The "crimes against humanity" charges against the generals are not unlike the ones that have been brought against Milosevic, yet the United States has not been quite as gung-ho in assisting with the case against the Salvadorans.

That's to be expected: After all, the terror apparatus that these men controlled would not have been possible without the help of the United States, and this inconvenient fact no doubt has dampened the will of U.S. officials to see justice served in Mauricio's case or any other that might involve its former clients in El Salvador.

Or those in Chile, Argentina, Brazil, Ecuador, Bolivia, Uruguay, and Paraguay. When the military leaders of these countries decided to team up in the 1970s to wipe out leftist elements throughout South America, they also were assisted by the United States in the form of training, intelligence, and arms.

The brainchild of none other than former Chilean dictator Gen. Augusto Pinochet, this international wave of state terror--dubbed Operation Condor--swept up people like Martin Almada. The Paraguayan schoolteacher was kidnapped by security forces in November 1974, after completion of his doctoral studies in Argentina. Almada was interrogated and tortured by a group of military officers that included several foreigners.

Puzzled by the multinational composition of his captors, he soon learned from other prisoners--including a Paraguayan police officer and a well-known Argentinian leftist--about Operation Condor.

After an Amnesty International campaign helped win his release, Almada moved to Paris and began research to find out the identity of his captors, as well as the cause of his wife's mysterious death. He eventually turned up documents and diaries mentioning Operation Condor, which he handed over to the Spanish judge who would later indict Pinochet on charges of genocide, torture, terrorism, and abduction.

Almada's research, as well as other recently declassified documents, suggest that high-ranking U.S. officials, including Henry Kissinger, were kept informed of Operation Condor activities. (Judges in Chile, Argentina, and France have summoned Kissinger to answer questions about his knowledge of Operation Condor.)

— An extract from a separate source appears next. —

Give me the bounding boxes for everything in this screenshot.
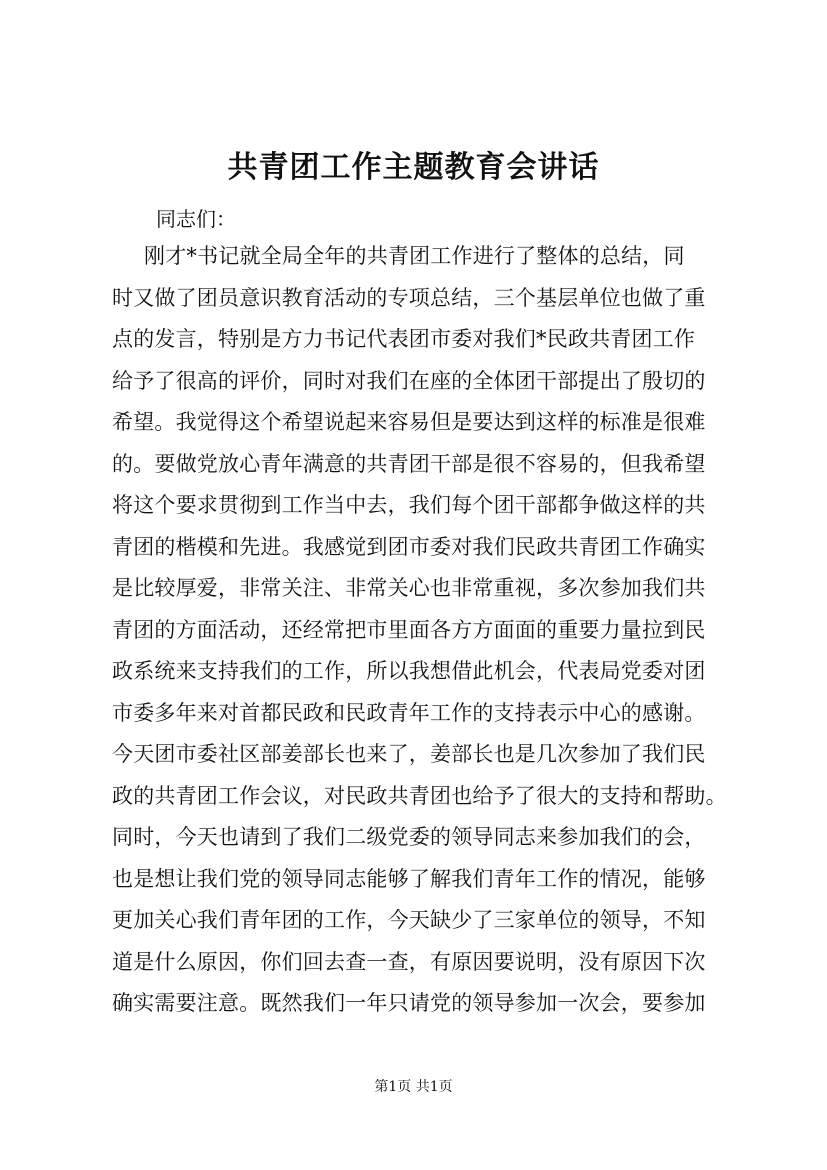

Almada says his goal is not to embarrass the United States, but he, like Mauricio, demands accountability. "We want to find the truth, that's all," Almada says. "Then justice will come. We are thirsting for justice--not vengeance."

But Almada's thirst might not be slaked for a while, if ever. As he and Mauricio both realize, the world's lone superpower may talk a good game of the rule of law and respect for human rights, but its need to cover up its own involvement in atrocities calls for sometimes jettisoning these principles.

RICK MERCIER is a copy editor for The Free Lance-Star.